Polícia Federal intervêm na ALERJ

Compartilhar:
Polícia Federal intervêm na ALERJ

Em um desdobramento da Operação Lava Jato, a Polícia Federal saiu nas ruas nessa terça-feira, 14, para cumprir mandados judiciais. O empresário Felipe Picciani, filho do presidente da Assembleia Legislativa do Rio, Jorge Picciani (PMDB), foi preso. O pai foi levado para depor. Felipe Picciani é irmão do ministro Leonardo Picciani, ministro dos Esportes do Governo Michel Temer.

Outras 12 pessoas estão na mira da ação, por corrupção e crimes envolvendo a Assembleia Legislativa do Rio (ALERJ). Também estão na mira da operação o empresário Jacob Barata Filho, o ‘Rei do Ônibus’, e o ex-presidente da Federação das Empresas de Transportes de Passageiros do Estado do Rio (Fetranspor), Lélis Teixeira, ambos colocados em liberdade pelo ministro Gilmar Mendes, em agosto, após terem sido presos na Operação Ponto Final em julho passado.

Essa é mais uma ofensiva da ala mais direitista dos donos do golpe. Desta vez, contra o PMDB do Rio de Janeiro, que por sua vez também é direitista e golpista. O problema é a intervenção do judiciário e da polícia em órgãos públicos. A operação, encabeçada pela direita golpista, com a legenda de combate à corrupção segue em curso com seus processos fraudulentos. Sob a desculpa da corrupção, ela aciona uma caça às bruxas meramente direcionada à perseguição política dos inimigos políticos do regime. A ofensiva do Judiciário visa modificar o regime político de acordo com os interesses da ala mais poderosa da direita pró-imperialista.

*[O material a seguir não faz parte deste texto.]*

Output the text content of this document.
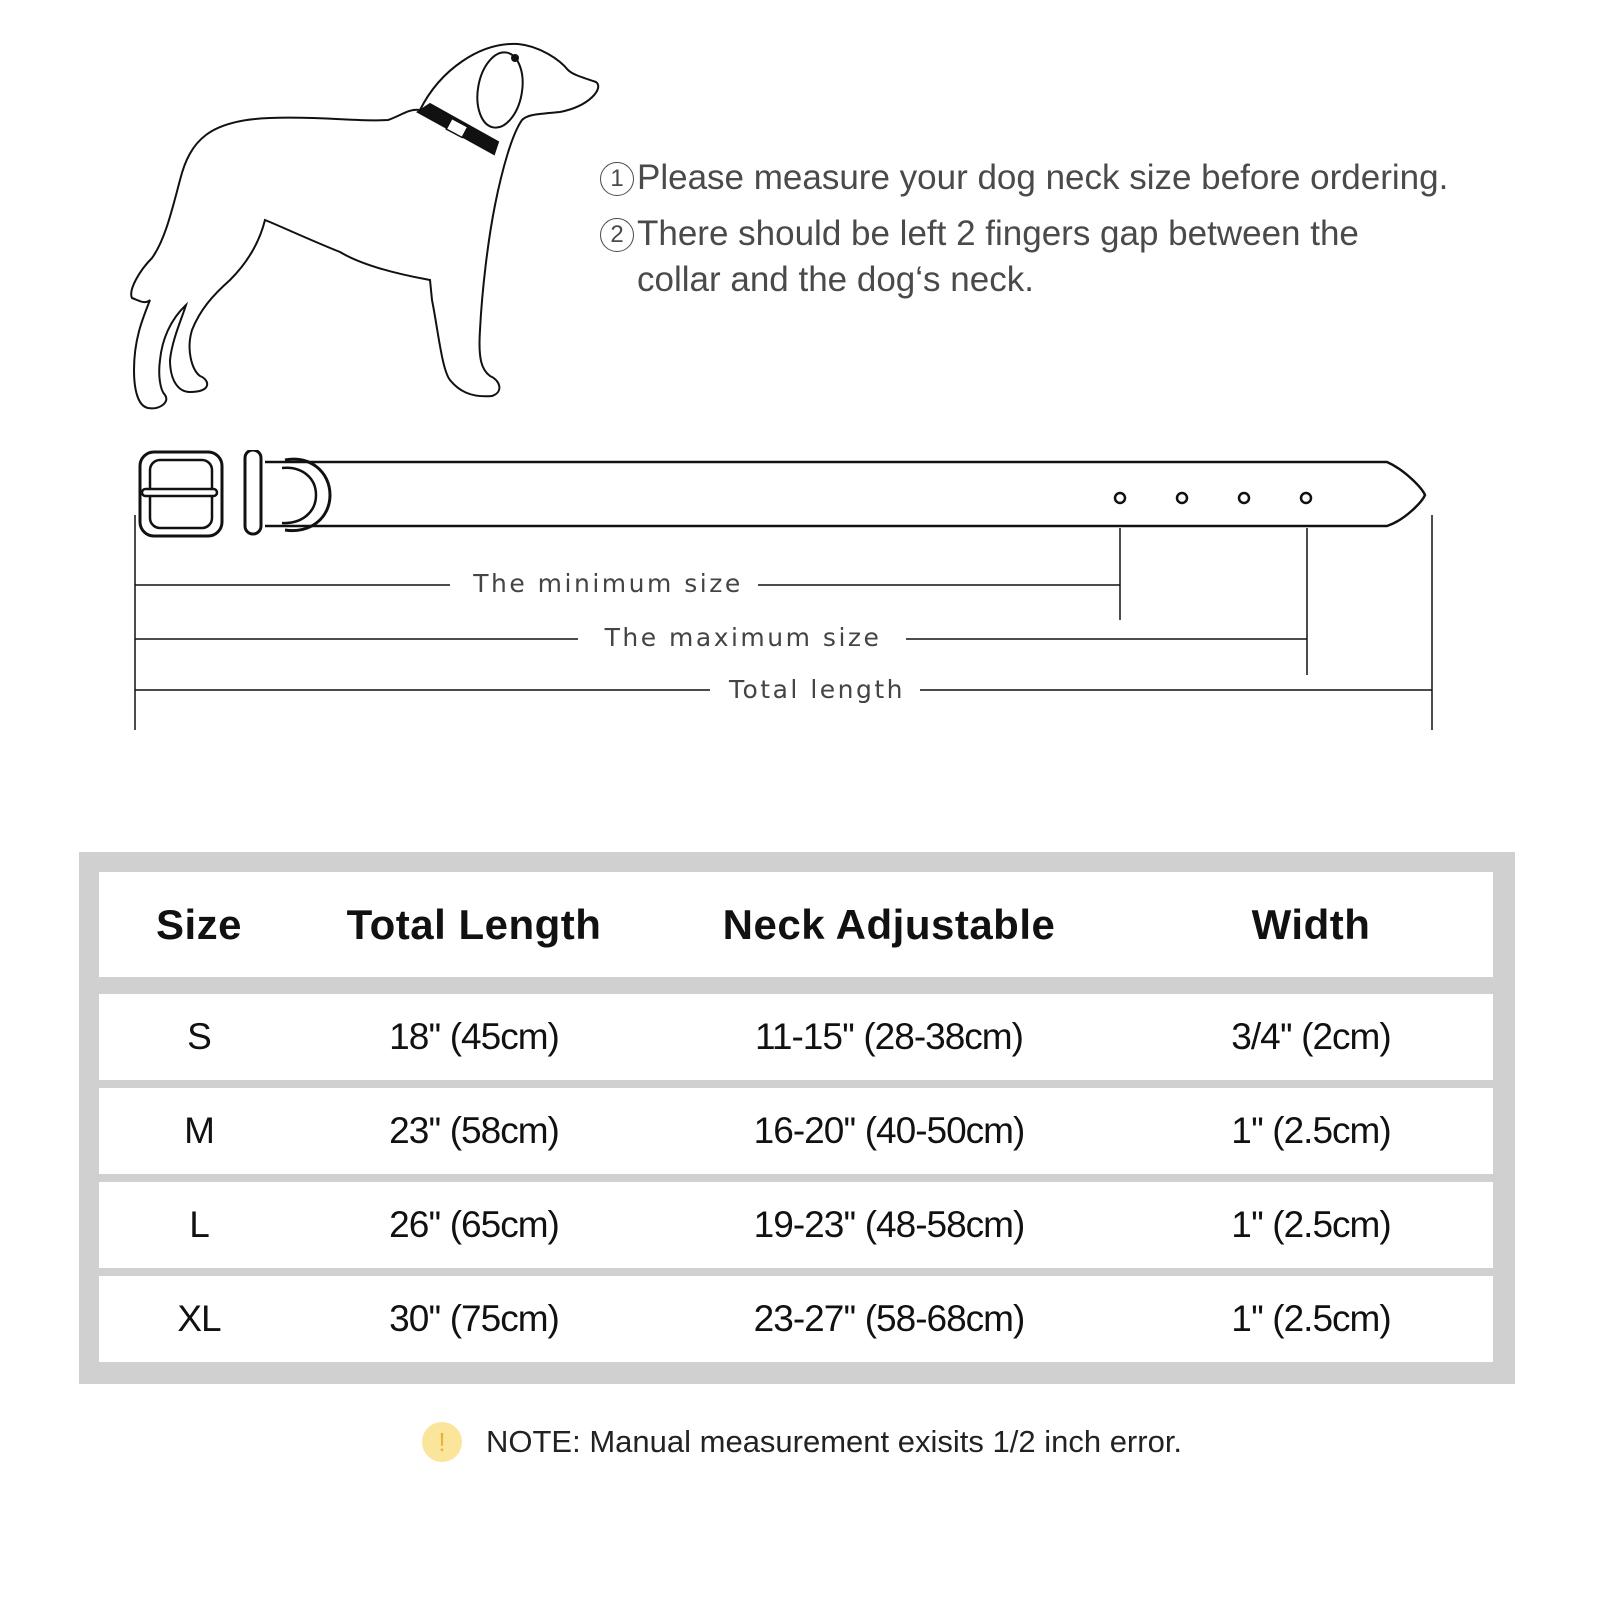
1 Please measure your dog neck size before ordering.
2 There should be left 2 fingers gap between the collar and the dog‘s neck.
The minimum size
The maximum size
Total length
Size	Total Length	Neck Adjustable	Width
S	18'' (45cm)	11-15'' (28-38cm)	3/4'' (2cm)
M	23'' (58cm)	16-20'' (40-50cm)	1'' (2.5cm)
L	26'' (65cm)	19-23'' (48-58cm)	1'' (2.5cm)
XL	30'' (75cm)	23-27'' (58-68cm)	1'' (2.5cm)
!	NOTE: Manual measurement exisits 1/2 inch error.
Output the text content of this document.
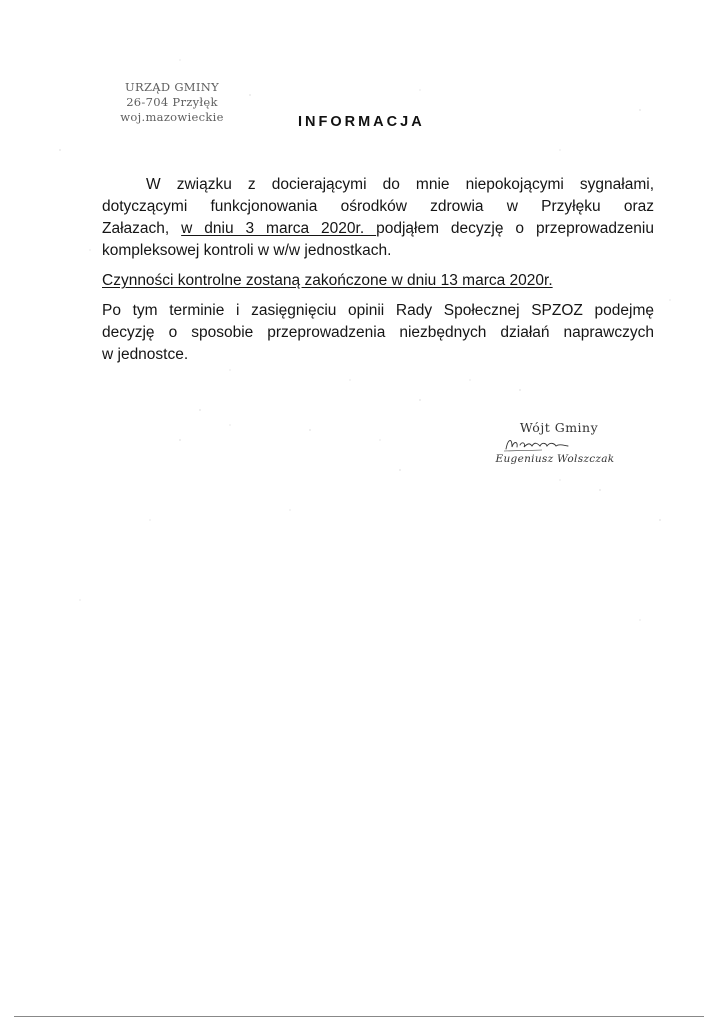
URZĄD GMINY
26-704 Przyłęk
woj.mazowieckie	INFORMACJA

W związku z docierającymi do mnie niepokojącymi sygnałami,
dotyczącymi funkcjonowania ośrodków zdrowia w Przyłęku oraz
Załazach, w dniu 3 marca 2020r. podjąłem decyzję o przeprowadzeniu
kompleksowej kontroli w w/w jednostkach.

Czynności kontrolne zostaną zakończone w dniu 13 marca 2020r.

Po tym terminie i zasięgnięciu opinii Rady Społecznej SPZOZ podejmę
decyzję o sposobie przeprowadzenia niezbędnych działań naprawczych
w jednostce.

Wójt Gminy
Eugeniusz Wolszczak
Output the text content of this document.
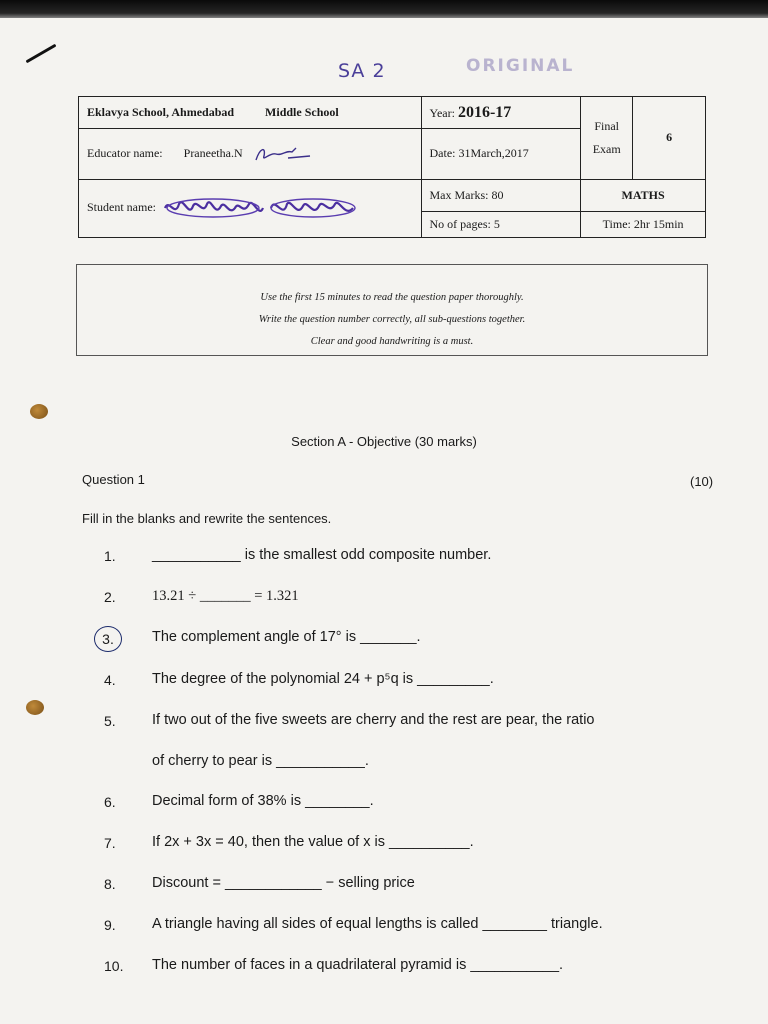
SA 2	ORIGINAL
Eklavya School, Ahmedabad Middle School	Year: 2016-17	Final
Exam	6
Educator name: Praneetha.N	Date: 31March,2017		
Student name:	Max Marks: 80	MATHS	
	No of pages: 5	Time: 2hr 15min	

Use the first 15 minutes to read the question paper thoroughly.

Write the question number correctly, all sub-questions together.

Clear and good handwriting is a must.

Section A - Objective (30 marks)
Question 1	(10)
Fill in the blanks and rewrite the sentences.
1.	___________ is the smallest odd composite number.
2.	13.21 ÷ _______ = 1.321
3.	The complement angle of 17° is _______.
4.	The degree of the polynomial 24 + p⁵q is _________.
5.	If two out of the five sweets are cherry and the rest are pear, the ratio
of cherry to pear is ___________.
6.	Decimal form of 38% is ________.
7.	If 2x + 3x = 40, then the value of x is __________.
8.	Discount = ____________ − selling price
9.	A triangle having all sides of equal lengths is called ________ triangle.
10. The number of faces in a quadrilateral pyramid is ___________.
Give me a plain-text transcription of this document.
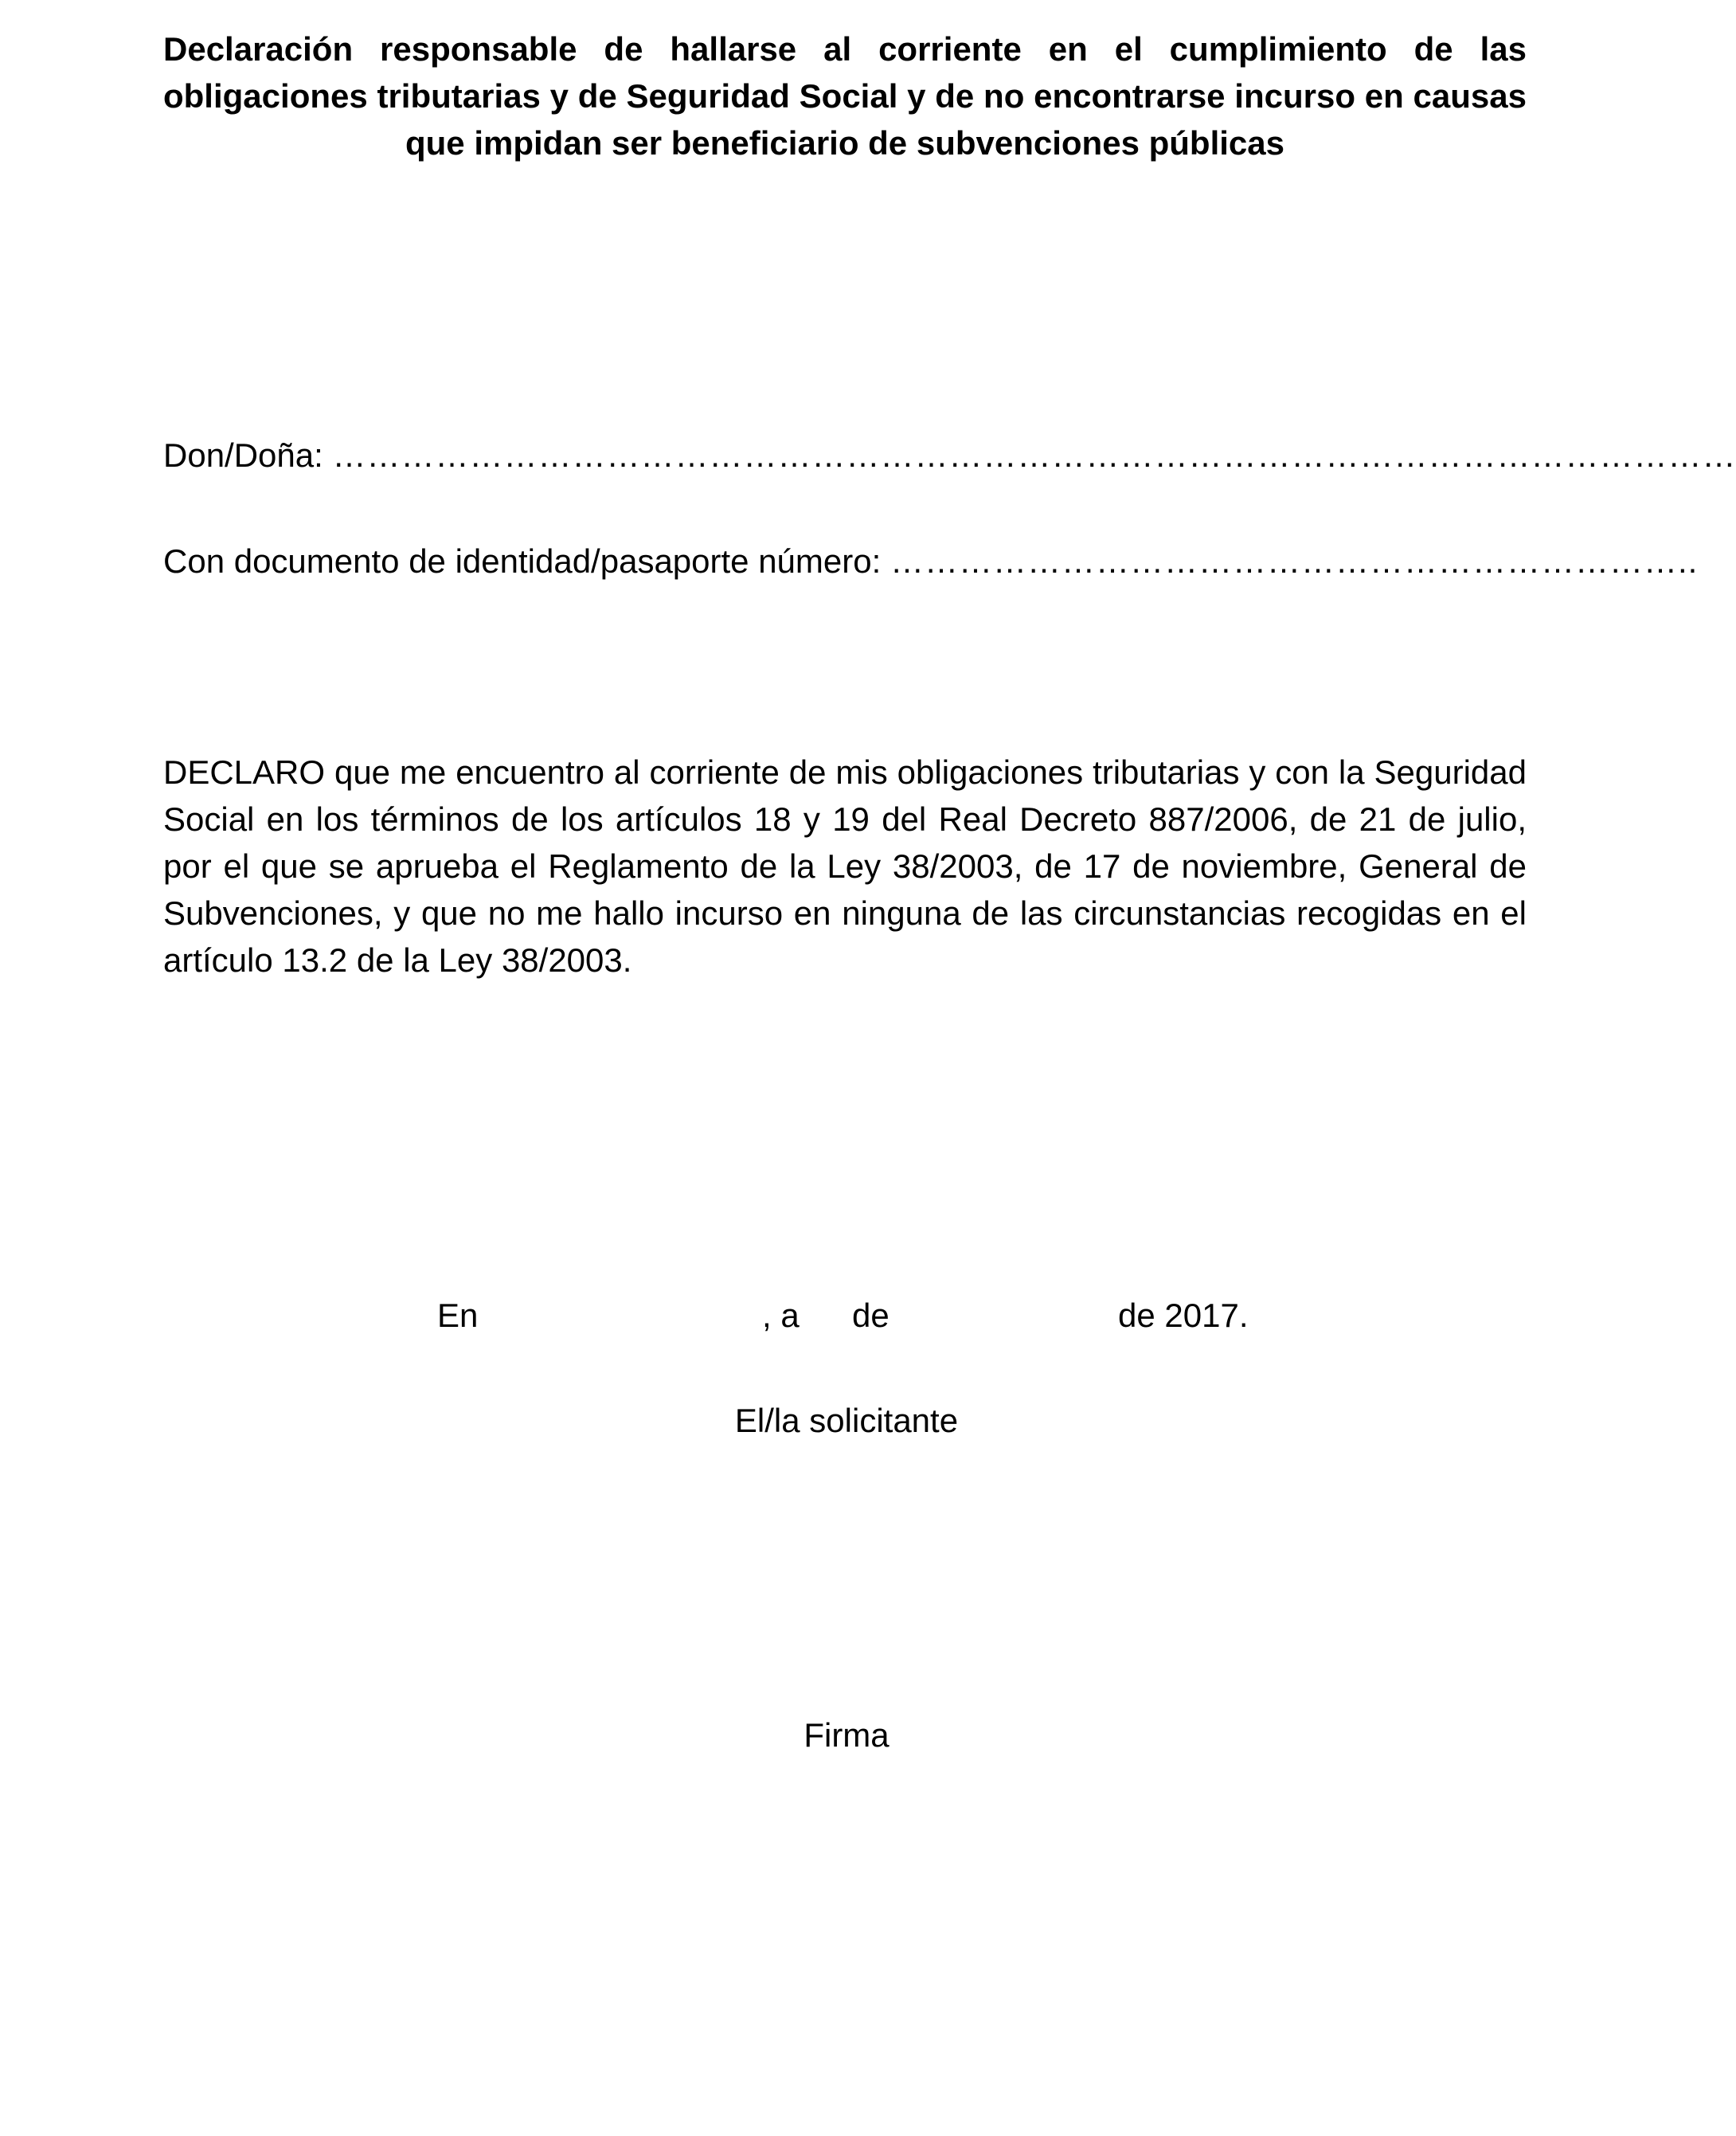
Declaración responsable de hallarse al corriente en el cumplimiento de las obligaciones tributarias y de Seguridad Social y de no encontrarse incurso en causas que impidan ser beneficiario de subvenciones públicas

Don/Doña: ……………………………………………………………………………………………………………
Con documento de identidad/pasaporte número: ……………………………………………………………..

DECLARO que me encuentro al corriente de mis obligaciones tributarias y con la Seguridad Social en los términos de los artículos 18 y 19 del Real Decreto 887/2006, de 21 de julio, por el que se aprueba el Reglamento de la Ley 38/2003, de 17 de noviembre, General de Subvenciones, y que no me hallo incurso en ninguna de las circunstancias recogidas en el artículo 13.2 de la Ley 38/2003.

En	, a de	de 2017.
El/la solicitante
Firma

Aproximadamente 155 policiais federais cumprem, nos municípios do Rio de Janeiro, Saquarema, Volta Redonda e Uberaba/MG; 6 mandados de prisão preventiva, 4 mandados de prisão temporária, 4 conduções coercitivas e 35 mandados de busca e apreensão expedidos pelo Tribunal Regional Federal da 2º Região, cumprindo sua função na farsa da Lava Jato.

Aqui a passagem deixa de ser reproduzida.